The Senate passed the legislation, the product of a bipartisan, bicameral conference committee, on a vote of 75 to 20 and sent the legislation to President Obama for his signature. The fashion industry supported the measure and hailed its passage.
The House passed a conference report in December, but the legislation stalled in the Senate after senators backing an Internet sales tax bill held it up by trying to attach their bill to the broader trade legislation.
Senate Majority Leader Mitch McConnell (R., Ky.) broke the impasse this week and agreed to move the Internet sales tax bill, dubbed the “Marketplace Fairness Act,” separately later this year. The trade legislation also includes a measure that permanently bans Internet access taxes.
“Today the Senate is poised to take a major step forward in advancing a robust agenda for international trade that better reflects the realities of the 21st-century global economy and provides real benefits for our country,” Sen. Orrin Hatch (R., Utah), said on the floor before the vote. “The bill makes a number of changes to reduce bureaucracy and improve consultations among executive agencies, Congress and the private sector. These changes will facilitate trade and improve our competitiveness by reducing unnecessary burdens and delays created by an overly bureaucratic system, which will in turn help create jobs and grow our economy.”
Hatch added that the bill also includes “dramatic improvements to better protect” U.S. intellectual property rights and improves enforcement of U.S. trade laws.
The sweeping trade bill reauthorizes Customs and Border Protection and establishes new tools for the agency to go after companies that try to evade U.S. antidumping and countervailing duties; creates an enforcement fund to provide resources to enforce trade agreements; requires Customs to provide trademark and copyright holders with samples to identify counterfeits; creates the Interagency Center on Trade Implementation, Monitoring and Enforcement, and creates an “early warning system to identify trade surges from unfair trade.”
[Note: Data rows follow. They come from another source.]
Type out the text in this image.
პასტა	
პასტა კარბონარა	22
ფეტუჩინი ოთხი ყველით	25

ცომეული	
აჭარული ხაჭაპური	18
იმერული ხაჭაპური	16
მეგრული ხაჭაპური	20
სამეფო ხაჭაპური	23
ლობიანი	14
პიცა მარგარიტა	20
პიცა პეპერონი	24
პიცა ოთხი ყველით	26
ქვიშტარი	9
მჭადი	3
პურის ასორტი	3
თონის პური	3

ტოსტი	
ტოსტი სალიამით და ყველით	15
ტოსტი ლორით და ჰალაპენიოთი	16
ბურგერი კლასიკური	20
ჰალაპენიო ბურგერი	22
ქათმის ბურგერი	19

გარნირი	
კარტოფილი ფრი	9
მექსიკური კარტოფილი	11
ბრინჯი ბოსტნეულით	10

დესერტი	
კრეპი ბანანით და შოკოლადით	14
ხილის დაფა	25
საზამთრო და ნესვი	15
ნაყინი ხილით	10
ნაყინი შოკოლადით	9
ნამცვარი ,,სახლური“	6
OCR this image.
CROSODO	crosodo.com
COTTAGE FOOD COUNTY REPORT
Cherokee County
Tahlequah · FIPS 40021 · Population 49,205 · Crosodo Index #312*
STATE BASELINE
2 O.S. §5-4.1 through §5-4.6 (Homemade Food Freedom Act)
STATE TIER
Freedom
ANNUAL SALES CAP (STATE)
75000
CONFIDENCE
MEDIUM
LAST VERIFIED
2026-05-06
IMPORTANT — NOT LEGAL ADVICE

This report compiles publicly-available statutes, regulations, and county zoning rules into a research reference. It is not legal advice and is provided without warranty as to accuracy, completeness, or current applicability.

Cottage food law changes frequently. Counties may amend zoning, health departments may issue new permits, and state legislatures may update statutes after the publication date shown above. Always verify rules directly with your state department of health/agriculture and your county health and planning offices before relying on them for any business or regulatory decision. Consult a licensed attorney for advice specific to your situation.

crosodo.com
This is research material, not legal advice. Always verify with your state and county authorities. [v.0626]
“This bill is about coming down hard on the trade cheats who are ripping off American jobs,” said Sen. Ron Wyden (D., Ore.).
Wyden also noted that the bill closes the loophole that allowed products made with slave and child labor to be imported into the U.S.
The legislation contains some critical components for the fashion industry.
“As major importers, retailers rely on efficient supply chain operations. This includes ensuring legitimate cargo is able to be quickly processed through our nation’s borders,” said David French, senior vice president for government relations at the National Retail Federation. “Modernizing CBP operations is essential in the ever-increasing global economy. The elements within [the legislation] will provide CBP with the tools needed to ensure companies can continue to compete in the global economy.”
In addition, it includes a provision that would raise the floor for duty assessment on small value shipments to $800 from $200 and provide new trade preferences for Nepal, including duty-free benefits for scarves, hats, some footwear and travel goods. It also fixes a technical error on a new classification for recreational performance outerwear that industry groups hope will eventually lead to lower tariffs on those imported products.
French also praised McConnell’s plan to hold a separate vote on the e-fairness legislation later this year.
“Retailers across America urge Congress to finish the job on e-fairness before more Main Street businesses are forced to close their doors due to unfair tax preferences,” French said.
Jennifer Safavian, executive vice president of government affairs at the Retail Industry Leaders Association, said, “Leader McConnell’s commitment to work with Senate advocates of e-fairness legislation and schedule a vote this year is a welcome sign for advocates of a level playing field. Retailers want a true free market and a tax code that treats all businesses equally. Given the exponential growth of online and mobile retail, it makes no sense to continue subsidizing online-only sellers with special tax treatment.”
Safavian called on House Speaker Paul Ryan (R., Wis.) to make a commitment to bring the legislation to a vote by the end of the year.